The director Anthony Hopkins called a “genius”

With a career of genuine magnificence spanning over six decades, Anthony Hopkins has established himself as one of the undoubted greatest actors of all time. Countless stultifying performances in which he has truly embodied his characters have proven his seemingly endless talent.

Whether playing the violent yet empathetic serial killer Hannibal Lecter in Silence of the Lambs, Professor Abraham Van Helsing in Bram Stoker’s Dracula, or simply any of the widely-ranging characters he has mastered, Hopkins has seemed to immerse himself in his roles, practically disappearing into his many fictional lives.

Naturally, then, Hopkins has been afforded the opportunity to work with some of the most prominent directors of all time, such as David Lynch, Francis Ford Coppola, Oliver Stone and Steven Spielberg. Rather amazingly, Hopkins once added Michael Bay to such a list of greats, with whom he collaborated on 2017’s Transformers: The Last Knight.

“I saw the first two, and then, when I heard I was doing this, I caught up, and so I’ve seen them all now,” Hopkins once told Yahoo of his experience with the Transformers franchise. “They are terrific; they are created by a genius, all those machines and those Transformers created by Michael.” 

The legendary actor continued, “He was telling me about the work he did on them and how he would refine them and go into the special effects guys and design them and get the details of the light on the metal and all that. He told me all that at breakfast before I started on the film.”

Bay’s films are admittedly rather different from those that Hopkins is used to starring in. Known for his big-budget, high-octane action movies like Armageddon, Bad Boys, Pearl Harbour and the Transformers franchise, Bay embodies the cinema of spectacle with works that sometimes favour style over substance.

Such films do not necessarily garner critical admiration, but they certainly draw big audiences, and Bay is one of the highest-grossing directors of all time, a testament to his prowess as a filmmaker and his ability to bring cutting-edge special effects and explosive action sequences onto the big screen.
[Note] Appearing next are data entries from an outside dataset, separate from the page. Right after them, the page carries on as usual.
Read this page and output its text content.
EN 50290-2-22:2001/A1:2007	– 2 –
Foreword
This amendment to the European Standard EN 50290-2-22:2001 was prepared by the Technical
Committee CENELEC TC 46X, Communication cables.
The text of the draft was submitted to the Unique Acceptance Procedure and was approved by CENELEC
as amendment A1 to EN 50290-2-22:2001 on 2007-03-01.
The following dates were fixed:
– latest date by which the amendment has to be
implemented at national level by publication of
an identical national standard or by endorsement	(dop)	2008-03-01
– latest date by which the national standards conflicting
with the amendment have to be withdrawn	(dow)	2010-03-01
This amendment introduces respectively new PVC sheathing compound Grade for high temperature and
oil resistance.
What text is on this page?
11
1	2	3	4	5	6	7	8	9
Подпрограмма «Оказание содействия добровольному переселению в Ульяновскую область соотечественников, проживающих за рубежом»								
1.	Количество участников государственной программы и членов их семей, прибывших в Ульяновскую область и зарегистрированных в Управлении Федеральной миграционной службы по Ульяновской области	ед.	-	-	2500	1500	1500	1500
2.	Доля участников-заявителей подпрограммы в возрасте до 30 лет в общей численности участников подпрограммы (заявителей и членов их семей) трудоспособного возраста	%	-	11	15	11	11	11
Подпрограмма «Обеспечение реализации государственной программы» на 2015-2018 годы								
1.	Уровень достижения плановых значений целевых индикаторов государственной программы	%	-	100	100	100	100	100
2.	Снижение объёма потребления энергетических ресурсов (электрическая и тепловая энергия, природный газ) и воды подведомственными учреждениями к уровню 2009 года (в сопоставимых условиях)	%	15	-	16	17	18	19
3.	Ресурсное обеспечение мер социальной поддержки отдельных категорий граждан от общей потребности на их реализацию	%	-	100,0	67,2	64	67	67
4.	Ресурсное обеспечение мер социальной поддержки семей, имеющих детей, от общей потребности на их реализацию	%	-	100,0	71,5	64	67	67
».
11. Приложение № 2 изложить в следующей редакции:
Offering his overall thoughts on Bay, Hopkins then compared him to some of American cinema’s all-time greats, noting, “I thought, ‘This guy’s a genius, he really is.’ He’s of the same ilk as Oliver Stone, Spielberg, and Scorsese; they’re brilliant savants, really, they are. I mean, he is a savant.”

As for how Hopkins found Bay’s on-set atmosphere, he admitted that things were a little faster than he was used to but that he developed an excellent relationship with the director. “Oh, well, you move fast; you don’t have time to think,” he said. “And you know, he’s very good, and we got to really like each other.”